At Bellator 21, Makovsky submitted Eric Luke (kimura) in the second round, earning his way into the first bantamweight tournament. Four months later, he had run the table and emerged with the 135-pound title around his waist. While he’s honored to hold the belt and be recognized as the top bantamweight in the organization, Makovsky remains focused on getting better and maintaining his success in the future, starting with Robichaux this weekend.
“I try to just focus on being the best I can be, not worrying about the comparisons with others and where [being the Bellator champion] puts me [in the rankings]. As long as I’m continually improving and I feel like I’m becoming [a better fighter], then wherever I end up compared to others is fine with me. Chad’s obviously a really good ground guy; he’s 11-0 with ten submissions, so that’s obviously his strength. As far as what I’ve seen, I don’t think he’s fought anyone [with the same style as me] or anybody the calibre of the people I’ve fought.
“That doesn’t necessarily mean anything, though; he’s 11-0 with ten subs for a reason. I think I have to be careful, but I think I’m well-rounded enough to deal with him wherever the fight goes. I’m not scared to go to the ground with him or stand with him. I think I have a lot of the advantages as far conditioning and speed. I think I’m a better wrestler, a better striker.”
Having gone the distance in each of his last three trips inside the cage, including five rounds in his championship victory over West, Makovsky believes his conditioning and experience in the deeper water will work in his favor against Robichaux, though he doesn’t plan on needing the full 15 minutes.

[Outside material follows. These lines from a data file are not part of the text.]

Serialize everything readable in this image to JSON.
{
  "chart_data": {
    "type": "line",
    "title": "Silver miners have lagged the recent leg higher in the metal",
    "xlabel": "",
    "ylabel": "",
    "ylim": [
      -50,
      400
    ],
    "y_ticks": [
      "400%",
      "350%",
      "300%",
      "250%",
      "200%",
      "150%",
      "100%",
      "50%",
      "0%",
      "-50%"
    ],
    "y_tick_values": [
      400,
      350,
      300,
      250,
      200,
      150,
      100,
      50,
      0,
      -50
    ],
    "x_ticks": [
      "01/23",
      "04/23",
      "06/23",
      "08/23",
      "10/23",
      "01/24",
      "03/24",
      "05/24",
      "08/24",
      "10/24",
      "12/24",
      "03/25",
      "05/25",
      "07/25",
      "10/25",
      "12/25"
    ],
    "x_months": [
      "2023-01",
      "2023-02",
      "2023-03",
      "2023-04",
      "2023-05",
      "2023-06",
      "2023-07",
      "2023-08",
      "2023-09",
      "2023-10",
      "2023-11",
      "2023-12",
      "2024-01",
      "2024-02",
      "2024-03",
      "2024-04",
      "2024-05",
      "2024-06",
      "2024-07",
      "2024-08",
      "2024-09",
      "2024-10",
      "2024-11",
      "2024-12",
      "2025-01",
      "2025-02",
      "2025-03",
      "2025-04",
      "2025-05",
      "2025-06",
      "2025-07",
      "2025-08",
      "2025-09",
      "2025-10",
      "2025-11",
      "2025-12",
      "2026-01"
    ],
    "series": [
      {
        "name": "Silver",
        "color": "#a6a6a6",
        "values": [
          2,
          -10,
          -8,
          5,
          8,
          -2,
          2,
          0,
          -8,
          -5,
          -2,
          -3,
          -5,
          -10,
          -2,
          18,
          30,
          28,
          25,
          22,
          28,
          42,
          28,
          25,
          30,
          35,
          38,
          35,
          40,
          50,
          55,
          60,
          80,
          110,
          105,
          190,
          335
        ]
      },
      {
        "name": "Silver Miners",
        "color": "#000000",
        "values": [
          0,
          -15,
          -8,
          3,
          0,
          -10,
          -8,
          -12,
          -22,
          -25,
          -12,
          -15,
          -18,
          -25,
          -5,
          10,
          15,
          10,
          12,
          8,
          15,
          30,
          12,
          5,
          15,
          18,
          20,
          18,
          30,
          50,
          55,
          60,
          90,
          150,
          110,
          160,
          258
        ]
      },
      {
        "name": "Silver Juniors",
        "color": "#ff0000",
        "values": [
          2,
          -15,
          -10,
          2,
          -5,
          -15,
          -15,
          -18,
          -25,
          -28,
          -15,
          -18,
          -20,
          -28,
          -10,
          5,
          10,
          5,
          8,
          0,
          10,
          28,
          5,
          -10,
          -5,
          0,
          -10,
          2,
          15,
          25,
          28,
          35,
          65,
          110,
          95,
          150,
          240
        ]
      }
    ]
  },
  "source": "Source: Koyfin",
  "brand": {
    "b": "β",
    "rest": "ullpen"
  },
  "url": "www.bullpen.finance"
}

“I don’t think he’s ever been three five-minute rounds. He’s had ten submissions all in two rounds, and the only fight he had to go the distance was a three, three-minute rounds. He’s never been the distance; I don’t know what his conditioning is like, but I’m coming off going five fives, so I know I can go for a while. I don’t plan on going the distance; I think I have a good chance to finish this fight, but I know I’ll be ready if it happens.”